En la gran conferencia anual de los conservadores estadounidenses, la CPAC, que se desarrolla esta semana cerca de Washington, estudiantes provenientes de los cuatro rincones del país participan de talleres en los que aprenden a expresar sus puntos de vista en una época en la que, según ellos, impera lo «políticamente correcto». «Ser conservador en un campus es igual a ser gay en otros tiempos», explica Max Ortengren, de 23 años, vicepresidente de los republicanos de la Universidad Florida Gulf Coast. «Se tiene miedo de asumirse como tal». Esta guerra cultural ha parido un nuevo vocabulario. Estudiantes que pertenecen a minorías étnicas o sexuales han reclamado durante los últimos años «espacios protegidos» («safe spaces») en los campus, donde las palabras intolerantes estén prohibidas. Otros reclaman que se hagan advertencias («trigger warnings») cuando las ideas expresadas en un curso o en una obra de teatro puedan herir algunas sensibilidades.
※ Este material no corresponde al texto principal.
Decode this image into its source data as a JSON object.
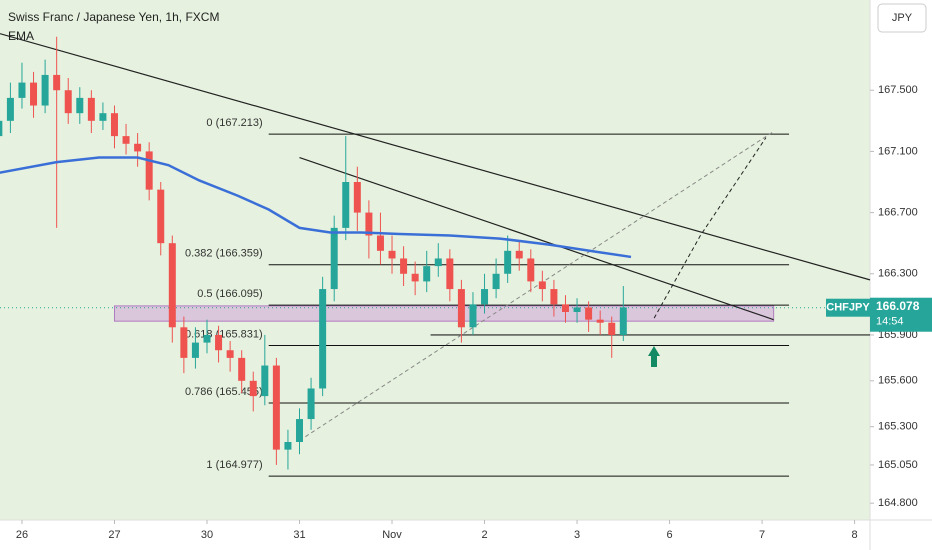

Los defensores conservadores de la libertad de expresión asimilan estas precauciones a un rechazo a debatir y a una tentativa de acallar las opiniones minoritarias entre los estudiantes. Max explica que esperó dos semanas antes de promover en su escuela un evento organizado con el lobby de las armas de fuegos, por temor a que estudiantes de izquierda lo bloquearan. Chloe, de 21 años, aún se encuentra estupefacta por la invasión de un puñado de estudiantes para denunciar el racismo de Donald Trump durante una conferencia del provocador gay y conservador Milo Yiannopoulos en un campus de Chicago el año pasado. Los manifestantes ocuparon el escenario y obligaron a los organizadores a suspender el encuentro. «Esto se ha descontrolado», se lamenta. «¡Para nosotros, la CPAC es un espacio protegido!». En una de las salas del centro de convenciones, Casey Mattox anima un taller titulado «Comprender los derechos en un campus». «Mi trabajo consiste en demandar a vuestra universidad ante la justicia», anuncia. Su organización, la Alianza de Defensa de la Libertad, se especializa en el derecho a la libertad de expresión y asociación de los estudiantes cristianos, republicanos, defensores de la tenencia de armas, y se ocupa de los reglamentos internos de las instituciones educativas que eventualmente violen esos derechos. «Los izquierdistas que dominan la mayoría de los campus saborean la ventaja que tienen sobre los estudiantes y abusan de su poder para adoctrinarlos en la ideología socialista», afirma ante los cerca de cuarenta estudiantes que asisten a su exposición.